В мае месяце, когда спала вода и луга зазеленели травой, Марья, выйдя во двор острога, увидела, что рядом с крыльцом на земле, скрестив ноги, сидит смуглоликий безбородый иноземец. На его голове красовался островерхий желтый колпак. Он был облачен в одеяние, похожее на поповскую рясу, только темно-красного цвета. Из-под рясы выглядывали босые ноги с прикрепленными ремешками кожаными подошвами. Иноземец, зажмурив узкие глаза, мерно раскачивался из стороны в сторону и произносил нараспев:
– Ом мане падме хум! Ом мане падме хум! Ом… ом… мане… мане…

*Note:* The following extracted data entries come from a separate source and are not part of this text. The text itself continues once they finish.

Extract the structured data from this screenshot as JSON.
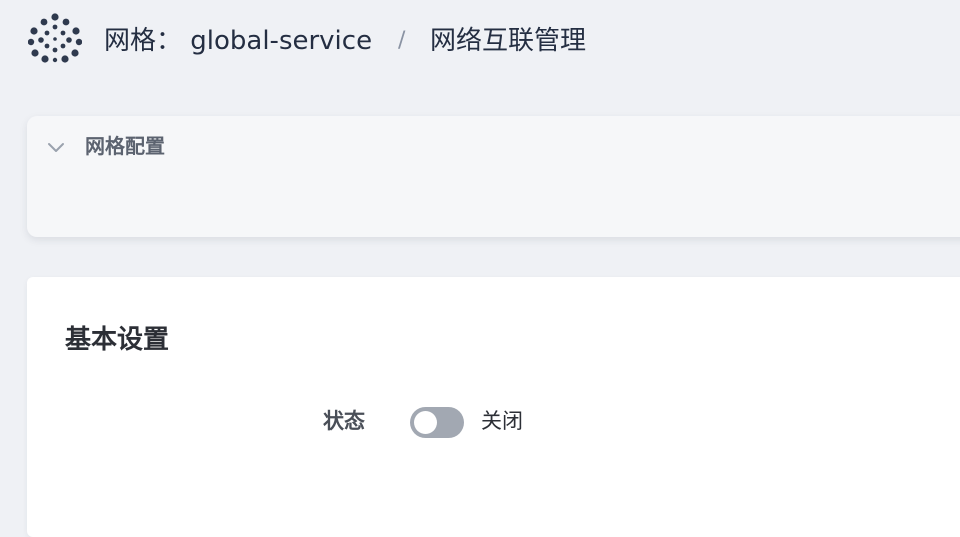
{
  "header": {
    "logo_icon": "mesh-dots-icon",
    "title": "网格： global-service",
    "separator": "/",
    "current": "网络互联管理"
  },
  "mesh_config": {
    "icon": "chevron-down-icon",
    "title": "网格配置",
    "expanded": false
  },
  "basic_settings": {
    "title": "基本设置",
    "status_label": "状态",
    "status_enabled": false,
    "status_text": "关闭"
  },
  "colors": {
    "background": "#eff1f5",
    "text_primary": "#242e42",
    "toggle_off": "#a2a8b2",
    "card_bg": "#ffffff"
  }
}
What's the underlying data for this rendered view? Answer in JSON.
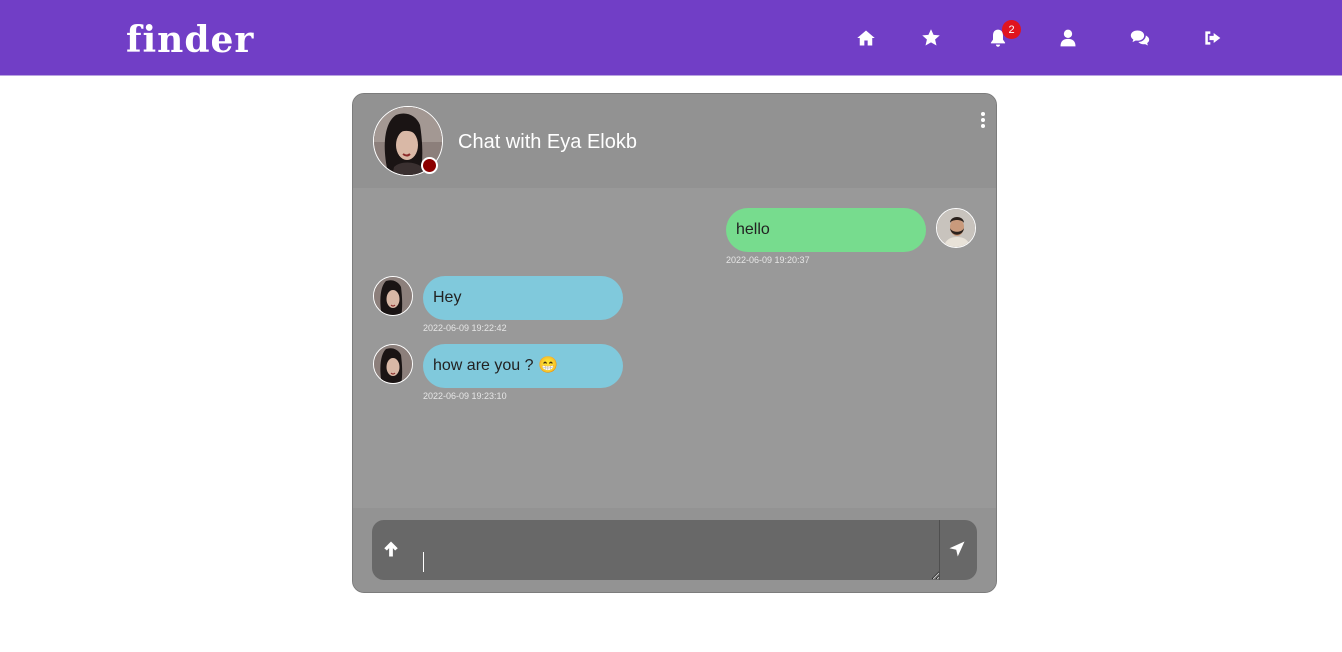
{
  "navbar": {
    "logo": "finder",
    "notification_count": "2",
    "icons": [
      "home-icon",
      "star-icon",
      "bell-icon",
      "user-icon",
      "comments-icon",
      "sign-out-icon"
    ],
    "bg_color": "#713ec6"
  },
  "chat": {
    "title": "Chat with Eya Elokb",
    "status_color": "#8b0000",
    "messages": [
      {
        "direction": "outgoing",
        "text": "hello",
        "time": "2022-06-09 19:20:37"
      },
      {
        "direction": "incoming",
        "text": "Hey",
        "time": "2022-06-09 19:22:42"
      },
      {
        "direction": "incoming",
        "text": "how are you ? 😁",
        "time": "2022-06-09 19:23:10"
      }
    ],
    "outgoing_color": "#77dc8e",
    "incoming_color": "#80c9dc"
  },
  "composer": {
    "value": "",
    "upload_icon": "arrow-up-icon",
    "send_icon": "paper-plane-icon"
  }
}
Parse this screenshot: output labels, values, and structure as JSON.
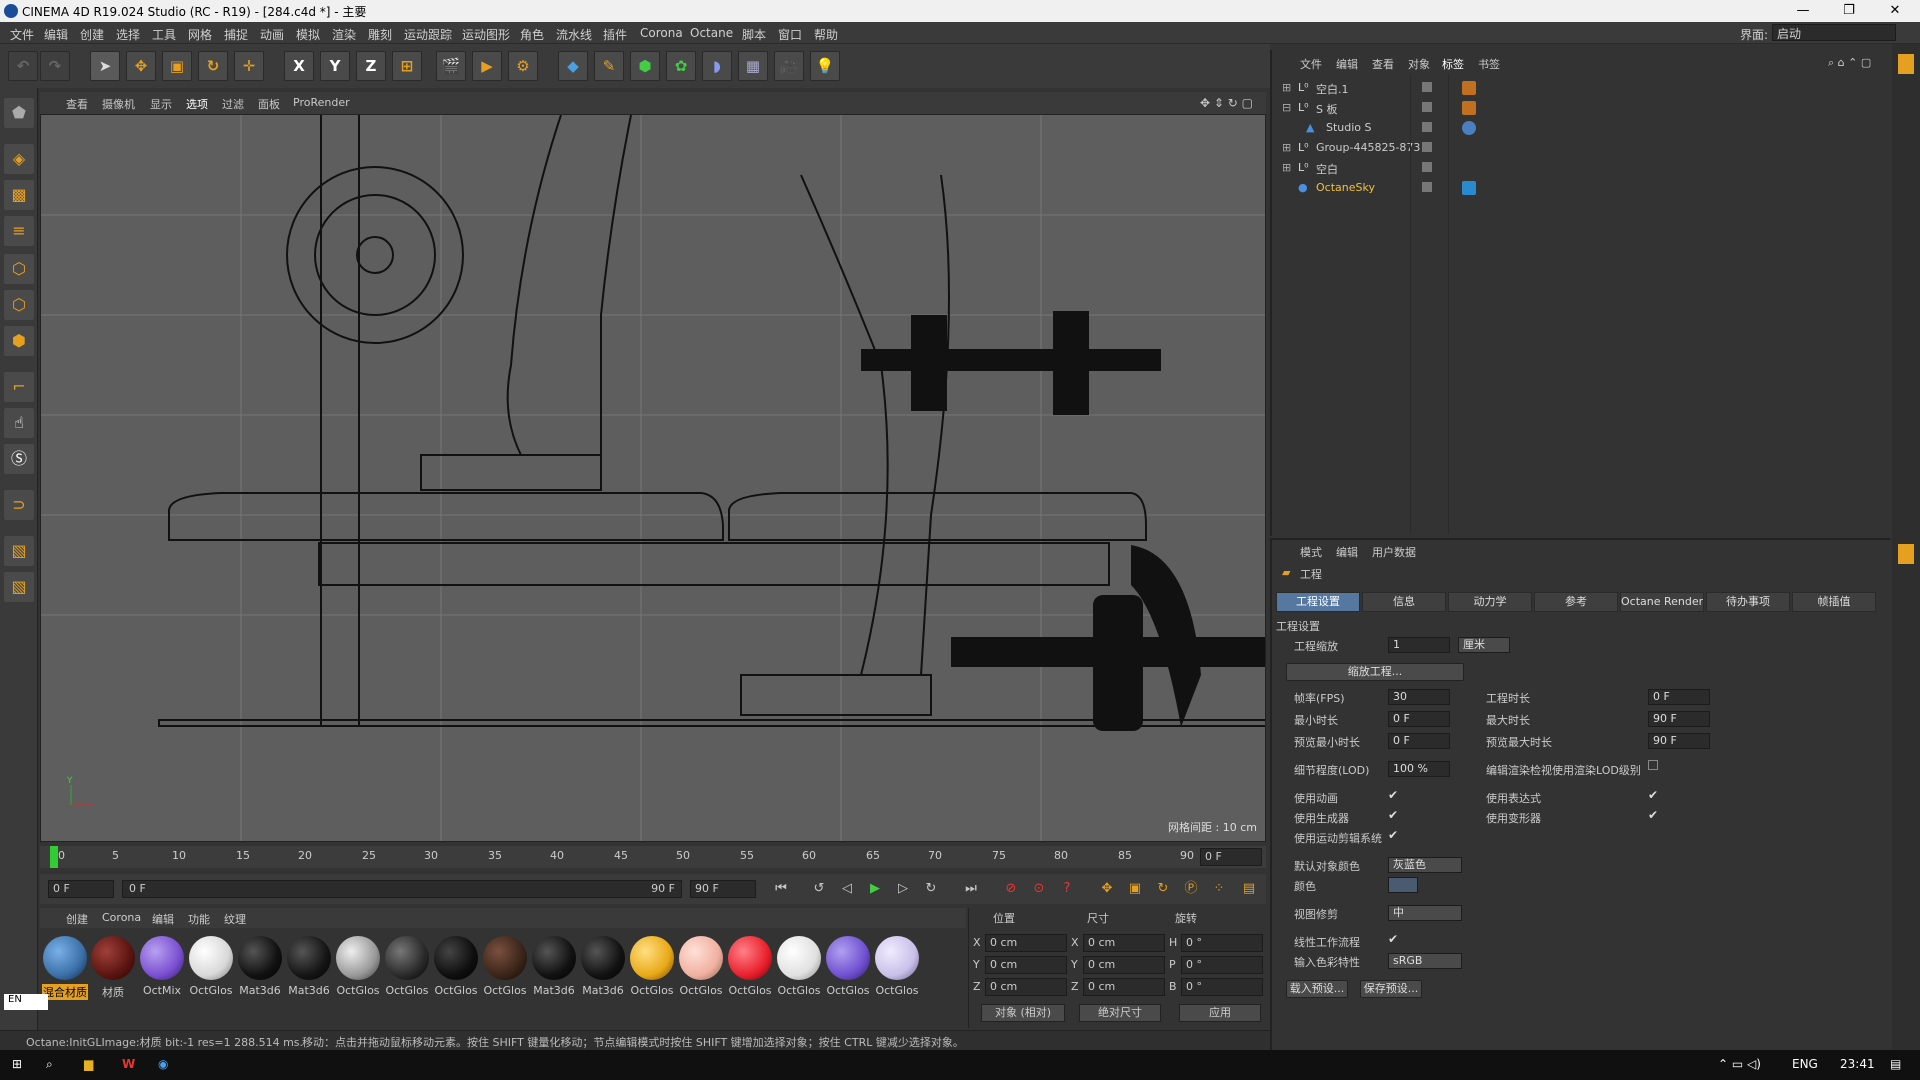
{
  "titlebar": {
    "title": "CINEMA 4D R19.024 Studio (RC - R19) - [284.c4d *] - 主要",
    "min": "—",
    "max": "❐",
    "close": "✕"
  },
  "menubar": {
    "items": [
      "文件",
      "编辑",
      "创建",
      "选择",
      "工具",
      "网格",
      "捕捉",
      "动画",
      "模拟",
      "渲染",
      "雕刻",
      "运动跟踪",
      "运动图形",
      "角色",
      "流水线",
      "插件",
      "Corona",
      "Octane",
      "脚本",
      "窗口",
      "帮助"
    ],
    "layout_label": "界面:",
    "layout_value": "启动"
  },
  "toolbar": {
    "axis_x": "X",
    "axis_y": "Y",
    "axis_z": "Z"
  },
  "viewport": {
    "menu": [
      "查看",
      "摄像机",
      "显示",
      "选项",
      "过滤",
      "面板",
      "ProRender"
    ],
    "grid_label": "网格间距 : 10 cm"
  },
  "timeline": {
    "ticks": [
      "0",
      "5",
      "10",
      "15",
      "20",
      "25",
      "30",
      "35",
      "40",
      "45",
      "50",
      "55",
      "60",
      "65",
      "70",
      "75",
      "80",
      "85",
      "90"
    ],
    "end_frame": "0 F"
  },
  "playbar": {
    "start_field": "0 F",
    "range_start": "0 F",
    "range_end": "90 F",
    "end_field": "90 F"
  },
  "materials": {
    "menu": [
      "创建",
      "Corona",
      "编辑",
      "功能",
      "纹理"
    ],
    "items": [
      {
        "label": "混合材质",
        "color": "#3a6fa8"
      },
      {
        "label": "材质",
        "color": "#5a1410"
      },
      {
        "label": "OctMix",
        "color": "#7a4fd0"
      },
      {
        "label": "OctGlos",
        "color": "#e6e6e6"
      },
      {
        "label": "Mat3d6",
        "color": "#111111"
      },
      {
        "label": "Mat3d6",
        "color": "#151515"
      },
      {
        "label": "OctGlos",
        "color": "#bdbdbd"
      },
      {
        "label": "OctGlos",
        "color": "#2a2a2a"
      },
      {
        "label": "OctGlos",
        "color": "#0e0e0e"
      },
      {
        "label": "OctGlos",
        "color": "#3a2418"
      },
      {
        "label": "Mat3d6",
        "color": "#111111"
      },
      {
        "label": "Mat3d6",
        "color": "#121212"
      },
      {
        "label": "OctGlos",
        "color": "#e8a818"
      },
      {
        "label": "OctGlos",
        "color": "#f0b0a0"
      },
      {
        "label": "OctGlos",
        "color": "#e8202c"
      },
      {
        "label": "OctGlos",
        "color": "#eeeeee"
      },
      {
        "label": "OctGlos",
        "color": "#7050d0"
      },
      {
        "label": "OctGlos",
        "color": "#c8c0e8"
      }
    ]
  },
  "coords": {
    "headers": [
      "位置",
      "尺寸",
      "旋转"
    ],
    "rows": [
      {
        "a": "X",
        "pos": "0 cm",
        "b": "X",
        "size": "0 cm",
        "c": "H",
        "rot": "0 °"
      },
      {
        "a": "Y",
        "pos": "0 cm",
        "b": "Y",
        "size": "0 cm",
        "c": "P",
        "rot": "0 °"
      },
      {
        "a": "Z",
        "pos": "0 cm",
        "b": "Z",
        "size": "0 cm",
        "c": "B",
        "rot": "0 °"
      }
    ],
    "mode": "对象 (相对)",
    "size_mode": "绝对尺寸",
    "apply": "应用"
  },
  "statusbar": {
    "left": "Octane:InitGLImage:材质  bit:-1 res=1  288.514 ms.",
    "hint": "移动：点击并拖动鼠标移动元素。按住 SHIFT 键量化移动；节点编辑模式时按住 SHIFT 键增加选择对象；按住 CTRL 键减少选择对象。"
  },
  "objects": {
    "menu": [
      "文件",
      "编辑",
      "查看",
      "对象",
      "标签",
      "书签"
    ],
    "rows": [
      {
        "name": "空白.1",
        "tag": "#c07020"
      },
      {
        "name": "S 板",
        "tag": "#c07020"
      },
      {
        "name": "Studio S",
        "tag": "#4a7fc0"
      },
      {
        "name": "Group-445825-873",
        "tag": ""
      },
      {
        "name": "空白",
        "tag": ""
      },
      {
        "name": "OctaneSky",
        "tag": "#2a8ad0"
      }
    ]
  },
  "attributes": {
    "menu": [
      "模式",
      "编辑",
      "用户数据"
    ],
    "section_title": "工程",
    "tabs": [
      "工程设置",
      "信息",
      "动力学",
      "参考",
      "Octane Render",
      "待办事项",
      "帧插值"
    ],
    "group": "工程设置",
    "scale_label": "工程缩放",
    "scale_value": "1",
    "scale_unit": "厘米",
    "scale_btn": "缩放工程...",
    "fps_label": "帧率(FPS)",
    "fps_value": "30",
    "duration_label": "工程时长",
    "duration_value": "0 F",
    "min_label": "最小时长",
    "min_value": "0 F",
    "max_label": "最大时长",
    "max_value": "90 F",
    "pmin_label": "预览最小时长",
    "pmin_value": "0 F",
    "pmax_label": "预览最大时长",
    "pmax_value": "90 F",
    "lod_label": "细节程度(LOD)",
    "lod_value": "100 %",
    "lod_check_label": "编辑渲染检视使用渲染LOD级别",
    "use_anim": "使用动画",
    "use_expr": "使用表达式",
    "use_gen": "使用生成器",
    "use_deform": "使用变形器",
    "use_mograph": "使用运动剪辑系统",
    "default_color_label": "默认对象颜色",
    "default_color_value": "灰蓝色",
    "color_label": "颜色",
    "view_clip_label": "视图修剪",
    "view_clip_value": "中",
    "linear_label": "线性工作流程",
    "input_color_label": "输入色彩特性",
    "input_color_value": "sRGB",
    "load_preset": "载入预设...",
    "save_preset": "保存预设..."
  },
  "taskbar": {
    "lang": "ENG",
    "time": "23:41",
    "ime": "EN"
  }
}
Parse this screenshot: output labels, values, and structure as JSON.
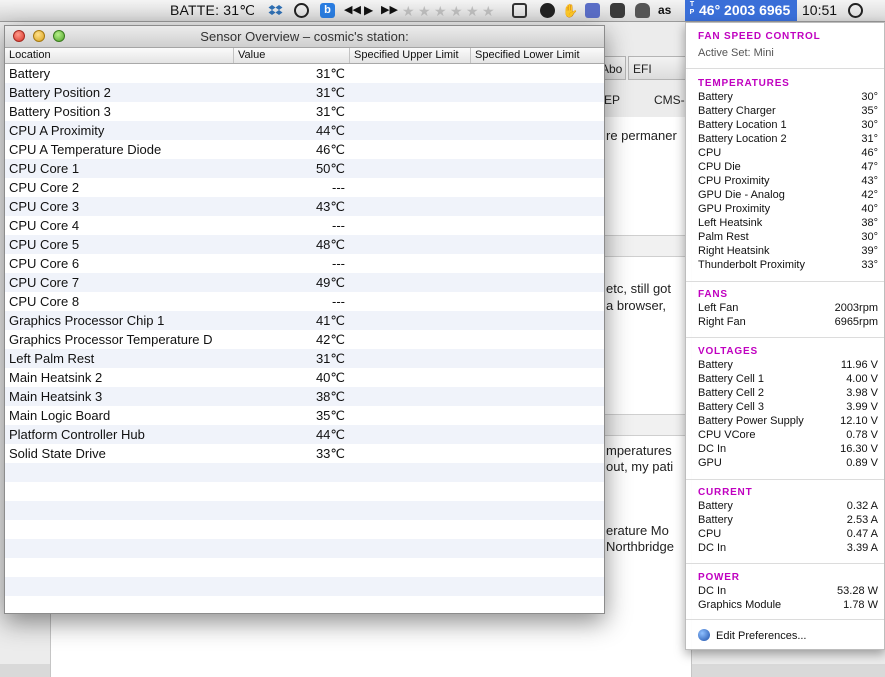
{
  "menubar": {
    "battery_text": "BATTE: 31℃",
    "tgpro_text": "46° 2003 6965",
    "tgpro_badge": "T P",
    "clock": "10:51",
    "icons": [
      "dropbox-icon",
      "sync-icon",
      "b-app-icon",
      "rewind-icon",
      "play-icon",
      "forward-icon",
      "rating-stars",
      "dock-icon",
      "clock-icon",
      "hand-icon",
      "square-icon",
      "evernote-icon",
      "cat-icon",
      "lastfm-icon",
      "tgpro-icon",
      "time-machine-icon"
    ]
  },
  "background": {
    "tabs": [
      "Abo",
      "EFI"
    ],
    "bookmarks": [
      "EP",
      "CMS-"
    ],
    "lines": [
      "re permaner",
      "etc, still got",
      "a browser,",
      "mperatures",
      "out, my pati",
      "erature Mo",
      "Northbridge"
    ]
  },
  "sensor_window": {
    "title": "Sensor Overview – cosmic's station:",
    "columns": [
      "Location",
      "Value",
      "Specified Upper Limit",
      "Specified Lower Limit"
    ],
    "rows": [
      {
        "location": "Battery",
        "value": "31℃"
      },
      {
        "location": "Battery Position 2",
        "value": "31℃"
      },
      {
        "location": "Battery Position 3",
        "value": "31℃"
      },
      {
        "location": "CPU A Proximity",
        "value": "44℃"
      },
      {
        "location": "CPU A Temperature Diode",
        "value": "46℃"
      },
      {
        "location": "CPU Core 1",
        "value": "50℃"
      },
      {
        "location": "CPU Core 2",
        "value": "---"
      },
      {
        "location": "CPU Core 3",
        "value": "43℃"
      },
      {
        "location": "CPU Core 4",
        "value": "---"
      },
      {
        "location": "CPU Core 5",
        "value": "48℃"
      },
      {
        "location": "CPU Core 6",
        "value": "---"
      },
      {
        "location": "CPU Core 7",
        "value": "49℃"
      },
      {
        "location": "CPU Core 8",
        "value": "---"
      },
      {
        "location": "Graphics Processor Chip 1",
        "value": "41℃"
      },
      {
        "location": "Graphics Processor Temperature D",
        "value": "42℃"
      },
      {
        "location": "Left Palm Rest",
        "value": "31℃"
      },
      {
        "location": "Main Heatsink 2",
        "value": "40℃"
      },
      {
        "location": "Main Heatsink 3",
        "value": "38℃"
      },
      {
        "location": "Main Logic Board",
        "value": "35℃"
      },
      {
        "location": "Platform Controller Hub",
        "value": "44℃"
      },
      {
        "location": "Solid State Drive",
        "value": "33℃"
      }
    ]
  },
  "panel": {
    "fan_speed_title": "FAN SPEED CONTROL",
    "active_set": "Active Set: Mini",
    "temperatures_title": "TEMPERATURES",
    "temperatures": [
      {
        "label": "Battery",
        "value": "30°"
      },
      {
        "label": "Battery Charger",
        "value": "35°"
      },
      {
        "label": "Battery Location 1",
        "value": "30°"
      },
      {
        "label": "Battery Location 2",
        "value": "31°"
      },
      {
        "label": "CPU",
        "value": "46°"
      },
      {
        "label": "CPU Die",
        "value": "47°"
      },
      {
        "label": "CPU Proximity",
        "value": "43°"
      },
      {
        "label": "GPU Die - Analog",
        "value": "42°"
      },
      {
        "label": "GPU Proximity",
        "value": "40°"
      },
      {
        "label": "Left Heatsink",
        "value": "38°"
      },
      {
        "label": "Palm Rest",
        "value": "30°"
      },
      {
        "label": "Right Heatsink",
        "value": "39°"
      },
      {
        "label": "Thunderbolt Proximity",
        "value": "33°"
      }
    ],
    "fans_title": "FANS",
    "fans": [
      {
        "label": "Left Fan",
        "value": "2003rpm"
      },
      {
        "label": "Right Fan",
        "value": "6965rpm"
      }
    ],
    "voltages_title": "VOLTAGES",
    "voltages": [
      {
        "label": "Battery",
        "value": "11.96 V"
      },
      {
        "label": "Battery Cell 1",
        "value": "4.00 V"
      },
      {
        "label": "Battery Cell 2",
        "value": "3.98 V"
      },
      {
        "label": "Battery Cell 3",
        "value": "3.99 V"
      },
      {
        "label": "Battery Power Supply",
        "value": "12.10 V"
      },
      {
        "label": "CPU VCore",
        "value": "0.78 V"
      },
      {
        "label": "DC In",
        "value": "16.30 V"
      },
      {
        "label": "GPU",
        "value": "0.89 V"
      }
    ],
    "current_title": "CURRENT",
    "current": [
      {
        "label": "Battery",
        "value": "0.32 A"
      },
      {
        "label": "Battery",
        "value": "2.53 A"
      },
      {
        "label": "CPU",
        "value": "0.47 A"
      },
      {
        "label": "DC In",
        "value": "3.39 A"
      }
    ],
    "power_title": "POWER",
    "power": [
      {
        "label": "DC In",
        "value": "53.28 W"
      },
      {
        "label": "Graphics Module",
        "value": "1.78 W"
      }
    ],
    "edit_preferences": "Edit Preferences..."
  },
  "colors": {
    "tgpro_blue": "#3a6fd8",
    "section_magenta": "#c000c0",
    "row_stripe": "#f0f3fa"
  }
}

Марья сразу же поняла, что перед ней человек из той неведомой страны, где произносят слово «ом». Только это не подражание звуку колокола, а молитва на незнакомом языке. Поодаль от раскачивающегося иноземца стояли такие же безбородые смуглолицые люди, наблюдавшие за его молитвой. Среди них были двое казаков, одетых в русское платье. Плечистый казак снял шапку и низко поклонился Марье. Его окликнули из съезжей избы: «Ивашка Петлин, ступай к дьяку».
Любопытная тетка весь день проторчала на дворе. Время от времени она вбегала в избу и возбужденно рассказывала, какие диковинки привезли казаки. Сгружали тюки бледно-розового и бледно-сиреневого шелка, ларцы и завернутые в рогожу вазы. Тетка божилась, что видела на вазах расписных Змеев Горынычей. Когда диковинные вещи перенесли в съезжую избу, казаки заперлись с князем. Воевода расспрашивал о посольстве, дьяк Иван Булыгин записывал роспись. Несколько дней составляли чертеж земель, которые проехали казаки, отмечали города и удобные для стоянки места, подсчитывали расстояние в верстах и в днях пути конным и пешим ходом. Занятый делами воевода не приглашал дядю сыграть в шахматы. Ссыльным оставалась лишь гадать, что происходит в съезжей.
Марья развлекалась наблюдением за смуглоликим иноземцем. Она узнала, что смуглоликого зовут Тархан-Лабой или Ламой и он отправлен в русские земли в качестве посла Алтын-хана. Тархан-Лама не выказывал ни малейшего расположения к разговору с девушкой. Стоило Марье подойти к нему, как он начинал вращать деревянный барабан, который постоянно носил с собой, и погружался в оцепенение. Но однажды после очередной неудачной попытки завести разговор с Тархан-Ламой с крыльца съезжей избы спустился Иван Петлин и что-то сказал ламе на его языке. Хотя казаки недавно приехали в Тобольск, им уже рассказали об опальной невесте. Петлин объяснял ламе, что к нему обращается государыня. Посол Алтын-хана впервые взглянул на Марью, и не просто взглянул, а почтительно заговорил, прижимая руки к груди.
– Говорит, что счастлив приветствовать наложницу Белого царя и желает ей благополучно дождаться, когда Белый царь снова откочует в Тобольск, – с улыбкой перевел Петлин.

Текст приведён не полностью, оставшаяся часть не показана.